# 1. Importing Libraries

In [14]:
import polars as pl
import os
import joblib

# 2. Loading The Dataset & Define Paths For Files

In [12]:
DATA_PATH = "/content/netflix_mood_recommender_test_corrected.csv"
TFIDF_MATRIX_PATH = 'tfidf_matrix.joblib'
VECTORIZER_PATH = 'tfidf_vectorizer.joblib'

In [18]:
df = pl.read_csv(DATA_PATH)

#3. Process Features

In [19]:
from sklearn.feature_extraction.text import TfidfVectorizer

if os.path.exists(VECTORIZER_PATH) and os.path.exists(TFIDF_MATRIX_PATH):
    tfidf = joblib.load(VECTORIZER_PATH)
    tfidf_matrix = joblib.load(TFIDF_MATRIX_PATH)
else:
    df = df.with_columns(
    (pl.col('mood') + " " + pl.col('description')).alias('combined_text')
    )

    tfidf = TfidfVectorizer(stop_words='english')
    tfidf_matrix = tfidf.fit_transform(df['combined_text'].to_list())

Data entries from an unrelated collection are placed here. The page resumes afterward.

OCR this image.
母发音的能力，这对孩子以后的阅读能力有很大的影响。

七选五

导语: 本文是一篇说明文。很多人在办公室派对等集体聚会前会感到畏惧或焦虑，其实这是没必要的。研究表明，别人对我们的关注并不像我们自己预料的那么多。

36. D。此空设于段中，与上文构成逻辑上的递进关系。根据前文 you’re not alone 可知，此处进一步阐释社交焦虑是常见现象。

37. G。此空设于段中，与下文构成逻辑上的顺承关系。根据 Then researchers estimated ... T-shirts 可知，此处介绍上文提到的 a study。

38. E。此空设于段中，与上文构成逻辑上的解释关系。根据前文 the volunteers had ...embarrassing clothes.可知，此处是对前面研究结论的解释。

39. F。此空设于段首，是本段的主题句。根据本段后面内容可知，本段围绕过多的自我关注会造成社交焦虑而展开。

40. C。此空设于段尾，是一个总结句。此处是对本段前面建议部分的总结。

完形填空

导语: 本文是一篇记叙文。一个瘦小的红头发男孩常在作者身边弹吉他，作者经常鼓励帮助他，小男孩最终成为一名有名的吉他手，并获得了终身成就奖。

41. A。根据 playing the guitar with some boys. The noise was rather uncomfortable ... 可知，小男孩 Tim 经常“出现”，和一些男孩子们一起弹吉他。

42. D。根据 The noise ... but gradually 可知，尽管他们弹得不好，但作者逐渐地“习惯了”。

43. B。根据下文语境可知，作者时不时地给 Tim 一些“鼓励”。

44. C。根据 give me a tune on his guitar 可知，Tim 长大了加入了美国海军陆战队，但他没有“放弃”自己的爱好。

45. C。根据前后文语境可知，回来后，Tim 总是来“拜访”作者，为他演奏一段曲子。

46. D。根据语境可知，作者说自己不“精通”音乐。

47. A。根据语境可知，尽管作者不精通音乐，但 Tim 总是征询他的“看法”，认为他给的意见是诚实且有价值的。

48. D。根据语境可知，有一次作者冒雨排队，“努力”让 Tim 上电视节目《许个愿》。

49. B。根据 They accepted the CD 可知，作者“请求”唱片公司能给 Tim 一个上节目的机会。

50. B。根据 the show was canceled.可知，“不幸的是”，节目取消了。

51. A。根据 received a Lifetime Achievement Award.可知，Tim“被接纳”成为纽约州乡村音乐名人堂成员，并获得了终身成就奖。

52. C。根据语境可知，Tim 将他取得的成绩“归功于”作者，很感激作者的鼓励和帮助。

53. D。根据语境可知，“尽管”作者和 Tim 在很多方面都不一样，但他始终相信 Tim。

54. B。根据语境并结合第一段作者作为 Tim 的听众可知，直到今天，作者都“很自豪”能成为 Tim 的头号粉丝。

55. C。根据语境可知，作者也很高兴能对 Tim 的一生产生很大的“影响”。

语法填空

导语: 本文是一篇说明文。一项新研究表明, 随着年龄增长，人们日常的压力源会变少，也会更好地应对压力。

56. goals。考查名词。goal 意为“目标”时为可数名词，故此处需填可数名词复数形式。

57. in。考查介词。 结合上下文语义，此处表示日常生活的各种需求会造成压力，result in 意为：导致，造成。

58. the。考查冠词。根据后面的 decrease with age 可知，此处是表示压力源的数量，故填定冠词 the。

    # Save the vectorizer and matrix using Joblib
    joblib.dump(tfidf, VECTORIZER_PATH)
    joblib.dump(tfidf_matrix, TFIDF_MATRIX_PATH)

# 6. Function to recommend shows

In [25]:
import random
from sklearn.metrics.pairwise import cosine_similarity

def recommend_show(user_mood, num_recommendations, df=df, tfidf=tfidf, tfidf_matrix=tfidf_matrix):
    user_input_vector = tfidf.transform([user_mood])
    similarity_scores = cosine_similarity(user_input_vector, tfidf_matrix).flatten()

    # Add similarity column
    df = df.with_columns(
        pl.Series("similarity", similarity_scores)
    )

    # Filter shows matching the mood (case insensitive)
    user_mood_lower = user_mood.lower()
    filtered_df = df.filter(
        pl.col("mood").str.to_lowercase().str.contains(user_mood_lower)
    )

    # Sort by similarity and return top recommendations
    recommendations = filtered_df.sort("similarity",
                                       descending=True).head(num_recommendations)

    if len(recommendations) == 0:
        return f"No shows found for the mood '{user_mood}'."

    return recommendations["title"].to_list()

# Testing

In [26]:
user_mood = ", ".join(sorted("anger, surprise".split(", ")))
num_recommendations = 10

recommended_shows = recommend_show(user_mood, num_recommendations)
print(f"Top {num_recommendations} recommended shows for mood '{user_mood}':")
for show in recommended_shows:
    print(f"- {show}")

Top 10 recommended shows for mood 'anger, surprise':
- Motu Patlu VS Robo Kids
- Antariksha Ke Rakhwale
- Reaction
- Aussie Gold Hunters
- Welcome Mr. President
- Anjaan
- Show Me the Money
- Who Would You Take to a Deserted Island?
- Love Family
- All The Reasons To Forget


Top 10 recommended shows for mood 'anger, surprise':
- Motu Patlu VS Robo Kids
- Antariksha Ke Rakhwale
- Reaction
- Aussie Gold Hunters
- Welcome Mr. President
- Anjaan
- Show Me the Money
- Who Would You Take to a Deserted Island?
- Love Family
- All The Reasons To Forget

In [29]:
mood_counts = df.select(pl.col("mood").value_counts())

In [32]:
for row in mood_counts.iter_rows():
    mood = row[0]['mood']
    count = row[0]['count']
    print(f"{mood}: {count}")

joy, surprise: 1122
fear, joy: 296
anger, disgust: 1985
anger, surprise: 58
fear, sadness: 628
joy, sadness: 461
disgust, joy: 904
fear, surprise: 370
disgust, fear: 977
disgust, surprise: 135
disgust, sadness: 822
anger, joy: 174
anger, fear: 621
anger, sadness: 150
sadness, surprise: 106